Celebrating Life, not just in Death

  Everyday we find out people that people have died.  It's sad, but it happens everyday and at some point they become regular, routine. Most of the time, perhaps fortunately for us, we don't know who they are. Sometimes it's a soldier killed in battle, or a celebrity death or someone you never met in a town somewhere you've never been. But sometimes, it's someone we know. The longer we are fortunate to live and the more the more people we are fortunate enough to meet, the more likely these daily occurrences will hit close to home, elevating the regular or routine to a painful reflex ranging from tear jerking to heart breaking. I'd have to imagine that most people would, given the chance, eliminate these painful points in their lives. 

   I'm not sure good it'll do, but I'd like to propose maybe it's not so bad. When someone dies, the first thing that happens is we try to come to terms with knowing we'll never see that person here again. But in addition to the sadness that comes from thinking of the future there is a fondness that comes from remembering the past. We are told how they died, but we remember how they lived. We gather round the ones we love and the ones who our loved one lost loved; we laugh, we joke, we cry, we smile...finally. We share stories, remind each other of memories lost or set aside. We confess secrets, fill in the blanks we never got around to filling in ourselves. We celebrate their lives. We do this when people die, but it has nothing to do with death. It's type of emotion that can only life can inspire. 

   I think the mistake we most commonly make is to limit this celebration to the immediate time following their passing. When we're ready to move on from their death we usually seem to move on from their life as well. But why? Life is short, by any measure in the grand scheme painfully so. And the uncertainty, all that is certain is that we won't be here a lot longer than we will be. For those whose time runs out before our own, the most fitting and fulfilling tribute is to never forget, never stop remembering, sharing, celebrating their life for the rest of our own. Living our life to the fullest by honoring what they did to help it be so full and doing so in the company of others, not just alone or in our dreams. When we talk about the ones we loved, tell people about them, they live again. In our words, our hearts and minds, they carry on.

   Last week, during one of those daily occurrences, the person who died was someone I knew. Someone who died well before they should, they I don't imagine there is every a good time for people to lose their loved ones. I hadn't seen or even talked to Brandon Jacks in years, a decade probably. But I was very sad to hear the news because of how happy I am to have known him when I did. Brandon had cancer, stage four, that's what ended his life here. But's it's not what defined him, his strength, courage and positivity and poise are what I'll remember about him, what'll I'll tell people about him. The fight with cancer that took Brandon's life is also what gave hope, inspiration and life to so many others. He first encountered cancer when he was in the eighth grade, the same year that I lost my father to cancer. I was never able to fully grasp what was happening with my Dad, and seeing Brandon being so normal while going through something so extraordinary was one of things that gave me the strength to try and be normal again too. He won his first battle with cancer, willing it into remission and going on to experience high school with his classmates, move on into the real world, get married and have children. But eventually the cancer came back and this time even someone as strong as Brandon, with so much love behind him could not overcome it.
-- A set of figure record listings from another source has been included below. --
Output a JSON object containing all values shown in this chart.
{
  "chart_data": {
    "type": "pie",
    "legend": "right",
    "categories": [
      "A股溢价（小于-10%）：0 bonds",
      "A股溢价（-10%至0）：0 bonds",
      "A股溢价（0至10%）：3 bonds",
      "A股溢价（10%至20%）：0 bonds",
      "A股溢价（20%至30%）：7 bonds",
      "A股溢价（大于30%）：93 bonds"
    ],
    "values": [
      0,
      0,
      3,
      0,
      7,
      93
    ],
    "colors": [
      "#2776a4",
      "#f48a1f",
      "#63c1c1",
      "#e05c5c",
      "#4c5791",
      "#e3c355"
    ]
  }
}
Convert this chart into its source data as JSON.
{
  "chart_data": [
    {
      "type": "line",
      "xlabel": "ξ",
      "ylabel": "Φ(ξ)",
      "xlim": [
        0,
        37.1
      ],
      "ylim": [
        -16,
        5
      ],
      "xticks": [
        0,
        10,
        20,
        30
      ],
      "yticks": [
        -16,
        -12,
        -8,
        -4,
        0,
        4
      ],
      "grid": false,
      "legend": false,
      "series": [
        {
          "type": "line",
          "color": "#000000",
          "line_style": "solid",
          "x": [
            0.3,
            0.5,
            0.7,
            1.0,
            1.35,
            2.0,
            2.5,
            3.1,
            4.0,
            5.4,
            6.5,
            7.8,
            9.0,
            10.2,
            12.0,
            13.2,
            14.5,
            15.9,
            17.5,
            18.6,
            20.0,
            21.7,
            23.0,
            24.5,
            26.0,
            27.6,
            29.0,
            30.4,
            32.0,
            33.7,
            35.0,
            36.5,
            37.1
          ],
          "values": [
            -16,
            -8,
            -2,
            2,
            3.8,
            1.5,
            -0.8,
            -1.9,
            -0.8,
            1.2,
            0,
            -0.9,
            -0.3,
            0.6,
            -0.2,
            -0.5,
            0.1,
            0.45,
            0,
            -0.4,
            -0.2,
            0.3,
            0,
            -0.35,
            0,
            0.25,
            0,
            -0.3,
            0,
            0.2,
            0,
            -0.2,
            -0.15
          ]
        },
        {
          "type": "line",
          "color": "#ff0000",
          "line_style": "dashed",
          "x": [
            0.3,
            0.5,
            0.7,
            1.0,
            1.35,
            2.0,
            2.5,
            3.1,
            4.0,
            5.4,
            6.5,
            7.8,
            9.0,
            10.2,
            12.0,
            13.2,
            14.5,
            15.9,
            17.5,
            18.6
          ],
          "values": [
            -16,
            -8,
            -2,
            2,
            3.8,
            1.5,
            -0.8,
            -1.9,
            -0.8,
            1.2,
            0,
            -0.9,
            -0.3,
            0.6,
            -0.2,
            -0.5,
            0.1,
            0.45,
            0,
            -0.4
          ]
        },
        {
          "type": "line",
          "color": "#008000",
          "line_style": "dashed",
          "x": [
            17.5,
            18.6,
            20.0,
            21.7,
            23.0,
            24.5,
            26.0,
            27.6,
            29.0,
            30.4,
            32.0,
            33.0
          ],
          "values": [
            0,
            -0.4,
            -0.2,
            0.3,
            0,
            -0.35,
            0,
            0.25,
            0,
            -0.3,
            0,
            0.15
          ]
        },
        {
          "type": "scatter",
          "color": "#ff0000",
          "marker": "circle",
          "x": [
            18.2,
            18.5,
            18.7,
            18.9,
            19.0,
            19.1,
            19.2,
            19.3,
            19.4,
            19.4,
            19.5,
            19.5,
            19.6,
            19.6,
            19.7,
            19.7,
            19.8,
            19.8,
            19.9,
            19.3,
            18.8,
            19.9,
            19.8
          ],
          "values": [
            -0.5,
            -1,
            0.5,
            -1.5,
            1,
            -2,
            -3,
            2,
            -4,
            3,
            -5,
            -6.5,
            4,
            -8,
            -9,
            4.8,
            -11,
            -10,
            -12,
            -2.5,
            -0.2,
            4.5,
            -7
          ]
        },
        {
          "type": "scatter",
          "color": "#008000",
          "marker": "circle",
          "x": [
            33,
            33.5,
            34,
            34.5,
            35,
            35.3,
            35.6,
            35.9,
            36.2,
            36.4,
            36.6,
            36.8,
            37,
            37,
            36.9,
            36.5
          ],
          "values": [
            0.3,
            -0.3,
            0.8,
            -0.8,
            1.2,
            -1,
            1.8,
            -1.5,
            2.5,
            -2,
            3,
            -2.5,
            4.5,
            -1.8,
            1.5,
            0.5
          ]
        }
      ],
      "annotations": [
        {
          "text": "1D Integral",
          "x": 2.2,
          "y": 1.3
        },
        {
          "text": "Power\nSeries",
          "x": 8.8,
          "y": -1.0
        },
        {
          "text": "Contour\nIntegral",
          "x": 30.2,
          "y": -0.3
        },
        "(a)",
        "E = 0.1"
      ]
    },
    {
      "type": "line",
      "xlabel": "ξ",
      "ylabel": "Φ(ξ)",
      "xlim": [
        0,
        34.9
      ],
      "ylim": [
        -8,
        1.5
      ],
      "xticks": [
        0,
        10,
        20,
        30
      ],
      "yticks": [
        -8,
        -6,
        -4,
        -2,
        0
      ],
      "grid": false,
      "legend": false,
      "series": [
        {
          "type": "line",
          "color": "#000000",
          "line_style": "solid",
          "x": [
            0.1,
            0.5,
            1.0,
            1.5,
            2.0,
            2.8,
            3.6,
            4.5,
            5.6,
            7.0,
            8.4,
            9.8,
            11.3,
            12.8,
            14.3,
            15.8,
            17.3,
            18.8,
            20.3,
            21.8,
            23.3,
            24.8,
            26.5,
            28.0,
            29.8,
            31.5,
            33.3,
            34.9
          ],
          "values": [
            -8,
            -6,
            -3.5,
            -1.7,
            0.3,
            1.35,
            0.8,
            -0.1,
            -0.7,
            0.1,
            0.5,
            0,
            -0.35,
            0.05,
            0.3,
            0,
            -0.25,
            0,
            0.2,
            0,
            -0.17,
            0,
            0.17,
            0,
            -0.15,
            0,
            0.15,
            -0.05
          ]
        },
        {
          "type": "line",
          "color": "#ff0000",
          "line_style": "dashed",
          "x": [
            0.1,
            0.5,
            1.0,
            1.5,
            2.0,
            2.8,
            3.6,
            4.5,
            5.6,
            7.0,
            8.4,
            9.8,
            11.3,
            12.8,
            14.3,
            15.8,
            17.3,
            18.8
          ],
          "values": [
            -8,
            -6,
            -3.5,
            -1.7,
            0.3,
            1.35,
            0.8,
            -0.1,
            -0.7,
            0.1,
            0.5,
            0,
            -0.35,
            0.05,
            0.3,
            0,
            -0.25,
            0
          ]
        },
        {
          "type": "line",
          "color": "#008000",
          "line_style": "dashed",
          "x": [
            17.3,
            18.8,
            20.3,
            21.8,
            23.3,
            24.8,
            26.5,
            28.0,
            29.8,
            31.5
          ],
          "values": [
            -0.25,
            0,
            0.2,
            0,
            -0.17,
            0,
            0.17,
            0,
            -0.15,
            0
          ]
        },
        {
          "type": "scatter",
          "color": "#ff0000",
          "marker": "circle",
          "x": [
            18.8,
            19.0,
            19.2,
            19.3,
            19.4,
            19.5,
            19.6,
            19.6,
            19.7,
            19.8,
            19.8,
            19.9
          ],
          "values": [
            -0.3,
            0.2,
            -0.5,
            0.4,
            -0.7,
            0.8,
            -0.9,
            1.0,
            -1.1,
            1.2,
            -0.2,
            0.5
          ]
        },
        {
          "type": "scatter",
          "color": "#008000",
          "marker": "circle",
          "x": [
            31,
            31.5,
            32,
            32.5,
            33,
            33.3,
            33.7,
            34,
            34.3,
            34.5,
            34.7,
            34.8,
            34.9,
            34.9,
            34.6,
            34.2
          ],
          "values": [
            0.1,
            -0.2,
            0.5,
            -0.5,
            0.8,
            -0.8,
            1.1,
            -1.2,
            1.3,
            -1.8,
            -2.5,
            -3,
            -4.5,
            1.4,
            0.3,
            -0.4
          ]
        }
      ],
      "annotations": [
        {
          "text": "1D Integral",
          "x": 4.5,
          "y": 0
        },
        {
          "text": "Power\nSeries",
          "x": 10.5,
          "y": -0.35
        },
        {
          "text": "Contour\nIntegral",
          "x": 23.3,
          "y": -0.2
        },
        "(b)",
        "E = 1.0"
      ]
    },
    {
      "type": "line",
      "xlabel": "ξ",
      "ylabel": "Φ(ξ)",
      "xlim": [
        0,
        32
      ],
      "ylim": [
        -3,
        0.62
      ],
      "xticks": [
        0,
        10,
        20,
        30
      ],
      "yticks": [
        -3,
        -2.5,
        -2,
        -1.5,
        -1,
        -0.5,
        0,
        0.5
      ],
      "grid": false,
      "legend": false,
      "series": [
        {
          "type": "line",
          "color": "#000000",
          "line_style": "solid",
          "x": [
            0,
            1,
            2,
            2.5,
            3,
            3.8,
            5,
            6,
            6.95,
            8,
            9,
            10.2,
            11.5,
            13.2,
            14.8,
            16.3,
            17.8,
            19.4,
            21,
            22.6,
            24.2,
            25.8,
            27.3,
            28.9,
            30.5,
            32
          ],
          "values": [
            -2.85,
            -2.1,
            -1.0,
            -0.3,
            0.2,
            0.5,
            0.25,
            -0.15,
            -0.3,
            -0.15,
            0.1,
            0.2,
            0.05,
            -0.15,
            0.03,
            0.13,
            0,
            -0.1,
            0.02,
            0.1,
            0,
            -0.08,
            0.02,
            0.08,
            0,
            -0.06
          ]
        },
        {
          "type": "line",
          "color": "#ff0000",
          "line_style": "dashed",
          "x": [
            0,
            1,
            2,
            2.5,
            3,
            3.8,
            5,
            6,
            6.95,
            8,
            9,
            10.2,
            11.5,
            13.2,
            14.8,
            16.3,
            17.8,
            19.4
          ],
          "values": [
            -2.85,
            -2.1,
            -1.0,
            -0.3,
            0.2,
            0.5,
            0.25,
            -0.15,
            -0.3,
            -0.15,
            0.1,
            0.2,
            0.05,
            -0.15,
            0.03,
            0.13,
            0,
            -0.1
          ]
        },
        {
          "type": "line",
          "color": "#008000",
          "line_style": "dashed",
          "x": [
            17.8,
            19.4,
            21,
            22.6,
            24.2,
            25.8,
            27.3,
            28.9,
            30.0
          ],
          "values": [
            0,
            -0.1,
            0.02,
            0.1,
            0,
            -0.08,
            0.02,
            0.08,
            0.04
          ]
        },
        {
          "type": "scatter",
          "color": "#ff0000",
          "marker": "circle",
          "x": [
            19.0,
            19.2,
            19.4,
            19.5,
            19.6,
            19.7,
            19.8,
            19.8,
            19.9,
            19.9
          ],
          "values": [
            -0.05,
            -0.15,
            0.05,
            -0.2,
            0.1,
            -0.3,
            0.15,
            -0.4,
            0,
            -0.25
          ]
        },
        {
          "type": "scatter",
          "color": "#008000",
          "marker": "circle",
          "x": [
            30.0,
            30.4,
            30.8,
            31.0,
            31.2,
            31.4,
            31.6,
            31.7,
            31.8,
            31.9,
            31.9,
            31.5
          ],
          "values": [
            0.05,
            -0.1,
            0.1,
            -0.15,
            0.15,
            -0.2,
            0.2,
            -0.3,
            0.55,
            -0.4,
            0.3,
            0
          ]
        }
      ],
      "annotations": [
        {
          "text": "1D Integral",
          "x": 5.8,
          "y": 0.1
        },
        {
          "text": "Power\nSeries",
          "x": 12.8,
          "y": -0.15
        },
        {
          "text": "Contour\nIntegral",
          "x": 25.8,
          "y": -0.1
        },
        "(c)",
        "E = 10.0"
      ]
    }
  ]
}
  I will not forget Brandon, and I don't think many other people who were lucky enough to know him will either. My wife knows him now, so do the people I work with, so do a lot of my new friends who I met after Brandon's and my own path lead us in different directions. I told them about him because his story is worth telling and worth hearing. I'll tell my children about him so they know how fortunate they are and how fragile life is. His children will, I can only hope and imagine, constantly be reminded of him by the people who knew him in good times and bad. His family and loved ones, unquestionably hurting now will realize soon I hope, if they haven't already, that while they will not see him here anymore, he is not gone. He doesn't have to be just a memory, none of our loved ones lost do. We just have to make sure we see to it that they live on in our words, in our actions, and in our lives just as we would have in theirs.